Calcul de l’index : tout n’est pas si simple

La question de l’estimation du coût de la vie semble, de prime abord, ne pas poser de problème majeur : après tout, ne suffit-il pas de récolter dans les magasins des données sur l’évolution des prix afin d’en déduire le changement dans le coût de la vie ? En pratique, le calcul de l’indice des prix est une question complexe et de nombreux problèmes se posent pour lesquels des choix techniques cornéliens doivent être réalisés. La réforme de l’index de 2014 introduit plusieurs modifications qui, sur base des informations disponibles, aboutiront probablement à une progression plus lente de l’index (en d’autres termes, l’augmentation estimée du coût de la vie sera plus faible avec le nouvel index qu’elle ne l’aurait été dans l’ancien système).
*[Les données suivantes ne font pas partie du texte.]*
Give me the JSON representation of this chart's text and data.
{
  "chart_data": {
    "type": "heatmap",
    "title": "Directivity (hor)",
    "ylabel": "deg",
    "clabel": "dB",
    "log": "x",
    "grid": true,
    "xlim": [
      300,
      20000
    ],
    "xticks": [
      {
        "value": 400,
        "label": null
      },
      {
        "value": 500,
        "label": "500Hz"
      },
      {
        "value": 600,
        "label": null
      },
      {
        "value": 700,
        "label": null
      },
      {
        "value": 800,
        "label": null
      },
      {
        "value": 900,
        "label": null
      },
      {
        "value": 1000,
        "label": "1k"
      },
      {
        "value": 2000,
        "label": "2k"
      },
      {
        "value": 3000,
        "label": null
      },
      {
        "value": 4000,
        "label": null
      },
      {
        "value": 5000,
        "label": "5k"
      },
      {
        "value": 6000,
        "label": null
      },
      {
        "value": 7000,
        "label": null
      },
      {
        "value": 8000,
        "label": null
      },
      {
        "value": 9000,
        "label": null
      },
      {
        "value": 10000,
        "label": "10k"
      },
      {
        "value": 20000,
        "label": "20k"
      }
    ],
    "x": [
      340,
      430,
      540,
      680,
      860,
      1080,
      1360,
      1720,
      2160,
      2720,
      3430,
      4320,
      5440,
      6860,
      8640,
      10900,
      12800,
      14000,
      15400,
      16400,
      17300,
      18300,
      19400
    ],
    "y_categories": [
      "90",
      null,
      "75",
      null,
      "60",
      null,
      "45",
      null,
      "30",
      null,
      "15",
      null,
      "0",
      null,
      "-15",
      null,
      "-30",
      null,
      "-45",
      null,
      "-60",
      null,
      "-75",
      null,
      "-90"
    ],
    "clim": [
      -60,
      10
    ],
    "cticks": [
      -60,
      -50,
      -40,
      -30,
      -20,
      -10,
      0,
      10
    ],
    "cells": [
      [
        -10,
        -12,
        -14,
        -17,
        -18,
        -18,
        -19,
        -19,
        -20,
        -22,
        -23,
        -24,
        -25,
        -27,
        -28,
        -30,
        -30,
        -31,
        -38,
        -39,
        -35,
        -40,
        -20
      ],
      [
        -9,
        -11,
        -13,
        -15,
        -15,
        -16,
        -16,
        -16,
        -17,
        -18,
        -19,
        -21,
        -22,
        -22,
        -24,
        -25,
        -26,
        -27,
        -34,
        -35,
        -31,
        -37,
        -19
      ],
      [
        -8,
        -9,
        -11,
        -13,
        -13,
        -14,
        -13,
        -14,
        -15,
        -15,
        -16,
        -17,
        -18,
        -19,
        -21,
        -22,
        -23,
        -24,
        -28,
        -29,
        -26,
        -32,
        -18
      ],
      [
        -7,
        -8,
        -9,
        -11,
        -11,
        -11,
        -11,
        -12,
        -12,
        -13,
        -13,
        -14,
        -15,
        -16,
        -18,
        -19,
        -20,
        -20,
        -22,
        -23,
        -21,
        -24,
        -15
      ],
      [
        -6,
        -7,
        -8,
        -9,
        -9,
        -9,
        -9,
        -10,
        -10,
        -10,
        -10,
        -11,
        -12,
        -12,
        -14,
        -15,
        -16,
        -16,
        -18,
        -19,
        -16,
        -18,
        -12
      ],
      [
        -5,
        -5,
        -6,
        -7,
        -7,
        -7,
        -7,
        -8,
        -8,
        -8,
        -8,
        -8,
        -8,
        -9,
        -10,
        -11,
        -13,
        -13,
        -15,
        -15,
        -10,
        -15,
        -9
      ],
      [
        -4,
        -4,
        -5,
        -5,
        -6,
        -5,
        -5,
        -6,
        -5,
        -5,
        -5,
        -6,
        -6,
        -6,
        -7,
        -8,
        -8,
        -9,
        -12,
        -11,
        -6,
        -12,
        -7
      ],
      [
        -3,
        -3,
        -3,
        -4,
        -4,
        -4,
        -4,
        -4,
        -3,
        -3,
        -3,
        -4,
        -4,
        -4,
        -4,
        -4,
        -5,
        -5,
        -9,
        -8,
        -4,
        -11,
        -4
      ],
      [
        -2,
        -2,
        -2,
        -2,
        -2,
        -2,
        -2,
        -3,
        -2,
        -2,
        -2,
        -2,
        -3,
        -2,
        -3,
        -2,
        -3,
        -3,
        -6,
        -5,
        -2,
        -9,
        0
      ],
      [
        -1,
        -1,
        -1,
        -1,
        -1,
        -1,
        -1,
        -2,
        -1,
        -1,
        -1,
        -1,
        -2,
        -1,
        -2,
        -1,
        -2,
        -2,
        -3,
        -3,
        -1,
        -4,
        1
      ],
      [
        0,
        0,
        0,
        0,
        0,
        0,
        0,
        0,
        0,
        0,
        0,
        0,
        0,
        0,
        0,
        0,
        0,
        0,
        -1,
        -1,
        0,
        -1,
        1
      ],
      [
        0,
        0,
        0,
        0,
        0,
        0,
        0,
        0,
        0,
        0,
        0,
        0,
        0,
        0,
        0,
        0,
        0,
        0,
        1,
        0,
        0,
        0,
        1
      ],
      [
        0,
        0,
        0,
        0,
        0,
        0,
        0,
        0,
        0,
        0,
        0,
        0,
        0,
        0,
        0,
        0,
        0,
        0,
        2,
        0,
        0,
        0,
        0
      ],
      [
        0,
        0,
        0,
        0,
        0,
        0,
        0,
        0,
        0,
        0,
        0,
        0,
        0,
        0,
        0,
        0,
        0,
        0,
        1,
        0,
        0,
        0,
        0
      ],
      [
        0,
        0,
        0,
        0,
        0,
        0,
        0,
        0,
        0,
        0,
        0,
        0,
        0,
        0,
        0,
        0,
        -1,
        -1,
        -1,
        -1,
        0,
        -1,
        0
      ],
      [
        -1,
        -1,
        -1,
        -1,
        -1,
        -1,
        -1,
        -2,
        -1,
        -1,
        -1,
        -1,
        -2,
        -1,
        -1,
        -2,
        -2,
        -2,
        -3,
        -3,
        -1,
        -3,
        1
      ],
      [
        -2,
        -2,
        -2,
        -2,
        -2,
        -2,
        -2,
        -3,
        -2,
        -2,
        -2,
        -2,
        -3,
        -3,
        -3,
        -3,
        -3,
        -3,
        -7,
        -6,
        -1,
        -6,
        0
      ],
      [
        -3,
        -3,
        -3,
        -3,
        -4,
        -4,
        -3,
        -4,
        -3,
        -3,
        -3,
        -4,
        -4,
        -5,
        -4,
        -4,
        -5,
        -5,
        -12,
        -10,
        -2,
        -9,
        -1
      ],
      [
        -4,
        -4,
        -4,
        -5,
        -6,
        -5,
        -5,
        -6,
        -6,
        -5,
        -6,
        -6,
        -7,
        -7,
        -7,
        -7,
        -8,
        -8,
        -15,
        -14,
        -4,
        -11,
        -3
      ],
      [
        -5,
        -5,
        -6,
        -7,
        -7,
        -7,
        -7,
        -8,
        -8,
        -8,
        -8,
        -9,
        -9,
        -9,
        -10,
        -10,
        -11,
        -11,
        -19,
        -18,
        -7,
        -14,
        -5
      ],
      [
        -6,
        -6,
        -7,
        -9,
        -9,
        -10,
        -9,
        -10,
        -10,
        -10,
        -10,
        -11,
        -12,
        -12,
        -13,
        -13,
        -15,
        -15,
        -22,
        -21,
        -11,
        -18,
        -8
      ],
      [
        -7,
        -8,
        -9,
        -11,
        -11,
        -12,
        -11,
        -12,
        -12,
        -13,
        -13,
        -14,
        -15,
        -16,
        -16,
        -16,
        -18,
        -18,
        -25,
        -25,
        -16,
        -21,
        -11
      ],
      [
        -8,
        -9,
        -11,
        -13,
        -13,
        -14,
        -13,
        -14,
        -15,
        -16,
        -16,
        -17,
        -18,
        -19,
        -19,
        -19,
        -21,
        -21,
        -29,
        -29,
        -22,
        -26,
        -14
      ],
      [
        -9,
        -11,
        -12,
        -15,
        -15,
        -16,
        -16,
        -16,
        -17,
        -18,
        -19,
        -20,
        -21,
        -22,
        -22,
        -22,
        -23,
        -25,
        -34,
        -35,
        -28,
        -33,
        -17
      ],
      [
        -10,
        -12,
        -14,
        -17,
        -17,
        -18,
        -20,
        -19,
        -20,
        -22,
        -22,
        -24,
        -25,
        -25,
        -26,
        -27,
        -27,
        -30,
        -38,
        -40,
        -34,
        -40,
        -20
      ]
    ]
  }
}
Une multitude de prix, un seul index

Le plus important problème qui se pose dans le calcul de l’index est le fait que les prix de tous les biens n’augmentent pas à la même vitesse et qu’il faut donc trouver un moyen de résumer la multitude des prix dans un seul chiffre reflétant l’augmentation totale du coût de la vie. Si le prix des produits alimentaires augmente de 10% mais que le prix de l’essence diminue de 10%, l’indice des prix doit-il diminuer, augmenter ou rester le même ? Si les yogourts de marque augmentent de 10% mais que le prix des yogourts bons marchés est inchangé, quelle est l’augmentation totale du prix des yogourts ?

Jusqu’à présent, la solution belge à ces problèmes était la suivante.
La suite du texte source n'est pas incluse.